If you want to “go medieval” on someone, Wales is probably a good place to do it. Not only is the whole region represented by a flag of a red dragon, but the place is literally dripping with craggy cliffs and ruined castles (many untouched since the middle ages). . That said, the people are not exactly “feudal.” Far from it. Possibly one of the friendliest regions I have visited, the Welsh go over their top for you. The woman running the B&B I was staying at (I was in a small hostel-less village) was so anxious to please that she was running around like a jack rabbit and speaking so fast and with such an accent that I had no idea what she said but it seemed charming nonetheless. Her and her husband were a talkative and friendly-in-a-small-town-kinda-way bunch, and they’d gab your ear off whether you understood’em or not. On the other hand, they often couldn’t understand my English either as when I asked if they had Wifi. The woman looked at me as if I was speaking Martian, and said “Donna be speaking your double dutch with me, I do me’s email and thatsit.” So I ended up checking my email in a Pub, where the locals were watching a Rugby game where Wales clobbered Canada by 2x its score, though apparently the Welsh told me the Canucks put up a jolly good fight.
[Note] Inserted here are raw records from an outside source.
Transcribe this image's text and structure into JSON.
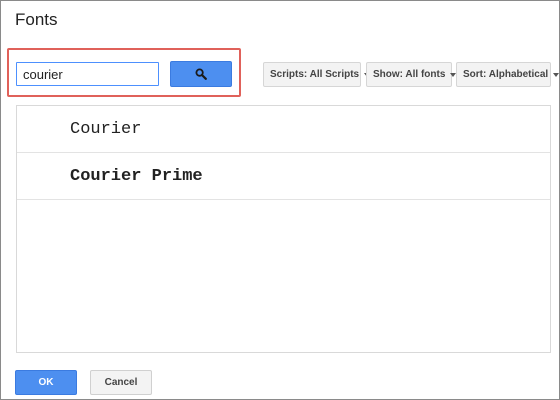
{
  "dialog": {
    "title": "Fonts"
  },
  "search": {
    "value": "courier",
    "button_icon": "search-icon"
  },
  "filters": {
    "scripts_label": "Scripts: All Scripts",
    "show_label": "Show: All fonts",
    "sort_label": "Sort: Alphabetical"
  },
  "fonts": [
    {
      "name": "Courier"
    },
    {
      "name": "Courier Prime"
    }
  ],
  "footer": {
    "ok_label": "OK",
    "cancel_label": "Cancel"
  },
  "colors": {
    "accent": "#4d8ff0",
    "highlight_border": "#e0615a"
  }
}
The next day, on a mission to find remaining bastions of Welsh culture, I journeyed up into the Snowdonian mountains (more like Canadian shield country than Banff) and a small village called Betswy-Y-Coed. Like the village I was staying—and from what I can tell every village in Wales—the place was picture-esque as hell, with rocky rivers and creeks and mountains and small stone houses and bridges. (The town I was staying in, Llandudno, was bit more developed as a Victorian resort, but still had hills and sea views to rival the Maritimes). A few people here still speak Welsh, called Cymru in their language, and there are many sign postings, courses, and even television channels designed to support the survival of the language—one of the oldest surviving languages in the British Isles and a descendent of ancient Celtic tongues.After having a little fun trying to get the Welsh to say “my dog smells like coconuts” in their language, I hiked up to the Swallow Falls (not exactly Niagara, but impressive all the same.) Then I caught a bus from a mountain fudge factory (why are mountain resorts always selling fudge?) and headed out to Conwy.

Conwy is a coastal village near Llandudno, famous for being one of the most well preserved walled medieval cities in Europe. Indeed, Conway castle still dominates the landscape just as it must have done when Edward the Confessor had it built to tell the Welsh to quit it with that whole rebellion thing. When I think of ruined castles, this is exactly the kind of place that comes to mind. With eroded staircases, moss covered towers, and ravens cawing and flying about, I could have sworn a level of the 1980s vampire killing Nintendo game, Castlevania, was shot here (Of course, video games are rarely shot on scene, especially back in those days.) Because I arrived late in the day, as well, I had the castle mostly to myself, although I had to share the bus to Conwy with a throng of uniformed Welsh school children.

Wales is a surprisingly beautiful place, and is quite a lot like what I dreamed Ireland to be. If Wales can take the cake, than I can only wonder what the Emerald Isle itself has to offer. Either can teach us something about rugby, methinks.

Oh well, I guess I’ll find out soon enough. I’m on way to Belfast as we speak and to the conference I’m presenting at which is ostensibly the reason I’m in Europe in the first place. Tally ho and away we go.